Planting Bulbs for Spring
While you’re probably thinking about fall decorating, you should also be planning for your spring flowering bulbs.
Mid-September through October is the best time to plant them in our area. A good rule of thumb for planting spring bulbs is to have them planted 6 weeks before the ground freezes and nighttime temperatures are around 40-50 degrees.
Most bulbs require full sun (at least 6 hours of direct sun per day) to do their best flowering. However, there are plenty of varieties that will take some shade. Be sure to know what type of sunlight the bulbs you are planting like best so you have the most successful blooms in spring.
Plant bulbs approximately 1.5-2 times deeper than the height of the bulb. For example, if you have a bulb that is 2 inches tall, you would want to dig a hole 3-4 inches deep. When planting the bulbs, make sure the “pointy” side is up and the end where the roots come out is facing down.
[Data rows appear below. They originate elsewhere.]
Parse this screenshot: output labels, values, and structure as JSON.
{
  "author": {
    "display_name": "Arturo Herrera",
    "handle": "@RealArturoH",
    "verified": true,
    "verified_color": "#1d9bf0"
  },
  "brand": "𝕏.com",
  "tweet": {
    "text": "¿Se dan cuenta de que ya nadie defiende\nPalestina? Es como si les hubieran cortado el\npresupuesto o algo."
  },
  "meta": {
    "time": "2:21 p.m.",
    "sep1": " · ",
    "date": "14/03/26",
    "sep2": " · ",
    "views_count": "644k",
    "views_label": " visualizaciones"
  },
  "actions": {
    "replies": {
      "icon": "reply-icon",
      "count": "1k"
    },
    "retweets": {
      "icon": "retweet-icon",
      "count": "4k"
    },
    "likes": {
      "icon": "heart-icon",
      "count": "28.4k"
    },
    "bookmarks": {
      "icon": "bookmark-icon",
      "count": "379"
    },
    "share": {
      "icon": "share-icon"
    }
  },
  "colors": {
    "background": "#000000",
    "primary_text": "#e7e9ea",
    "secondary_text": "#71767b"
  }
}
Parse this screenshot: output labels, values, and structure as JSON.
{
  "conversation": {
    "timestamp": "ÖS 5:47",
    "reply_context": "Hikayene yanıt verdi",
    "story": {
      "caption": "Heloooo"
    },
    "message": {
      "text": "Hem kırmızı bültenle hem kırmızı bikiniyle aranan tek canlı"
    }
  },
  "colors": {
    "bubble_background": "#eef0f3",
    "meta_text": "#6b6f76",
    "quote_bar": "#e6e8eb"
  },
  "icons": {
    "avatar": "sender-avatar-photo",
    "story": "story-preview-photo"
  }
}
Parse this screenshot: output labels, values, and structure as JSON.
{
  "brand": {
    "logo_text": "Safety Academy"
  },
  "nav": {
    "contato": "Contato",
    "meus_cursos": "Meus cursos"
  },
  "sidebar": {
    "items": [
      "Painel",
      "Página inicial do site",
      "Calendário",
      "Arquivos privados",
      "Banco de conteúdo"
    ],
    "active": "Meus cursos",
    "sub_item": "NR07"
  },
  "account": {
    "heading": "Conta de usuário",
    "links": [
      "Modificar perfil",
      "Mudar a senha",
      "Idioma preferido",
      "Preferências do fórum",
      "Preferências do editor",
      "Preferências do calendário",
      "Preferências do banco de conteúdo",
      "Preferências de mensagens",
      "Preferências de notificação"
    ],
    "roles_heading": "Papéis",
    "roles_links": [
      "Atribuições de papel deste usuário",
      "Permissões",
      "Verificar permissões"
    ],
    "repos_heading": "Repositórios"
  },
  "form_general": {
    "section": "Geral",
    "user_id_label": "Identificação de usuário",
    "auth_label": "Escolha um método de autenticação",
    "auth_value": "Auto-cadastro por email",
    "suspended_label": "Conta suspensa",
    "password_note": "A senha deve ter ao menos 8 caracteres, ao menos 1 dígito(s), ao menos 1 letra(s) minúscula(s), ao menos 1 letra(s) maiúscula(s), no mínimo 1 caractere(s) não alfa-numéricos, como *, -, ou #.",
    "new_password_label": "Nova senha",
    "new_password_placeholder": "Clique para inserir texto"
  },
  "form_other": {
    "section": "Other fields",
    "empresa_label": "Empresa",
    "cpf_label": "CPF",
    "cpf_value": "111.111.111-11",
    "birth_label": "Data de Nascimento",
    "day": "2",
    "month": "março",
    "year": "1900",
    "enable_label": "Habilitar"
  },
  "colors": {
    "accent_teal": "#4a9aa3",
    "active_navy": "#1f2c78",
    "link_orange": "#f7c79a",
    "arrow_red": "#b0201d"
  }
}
This will ensure the bulbs grow in the right direction as not all bulbs will “self-correct” once planted.
Using a good quality compost is essential when planting bulbs, especially if your soil is more clay-like. Add a small amount to your planting hole to help ensure good blooming in spring. Topping with a layer of mulch will also prevent pesky weeds from popping up and will allow your bulbs some protection from unwanted critters like squirrels who love to dig up freshly planted bulbs!
Watering bulbs after planting is also essential. They are plants too after all! A good dose of watering will allow the bulbs to produce roots and establish before the winter freeze. It also helps to reduce any air pockets that may be surrounding the bulbs that could cause them to dry out.
A few design ideas for spring bulbs:
*Planting bulbs in groups allows for a greater impact in your landscape. Try adding groups of 30 or more bulbs for an instant wow factor come spring!
*Instead of planting in lines, try something irregular for a less formal look. And while most bulbs offer suggested plant spacing between them, it’s ok to plant them closer together for a more naturalized look.
*Try planting some early spring bloomers in your yard for a fun new naturalized look! Bulbs such as Scilla siberica, snow crocus and snowdrops will bloom before your yard needs to be mowed for the first time.
*Planting bulbs in containers is a fun way to add early spring color and they do just as well as if they were planted in the ground. You will need to put the pots in a cold protected area like a garage for winter storage though.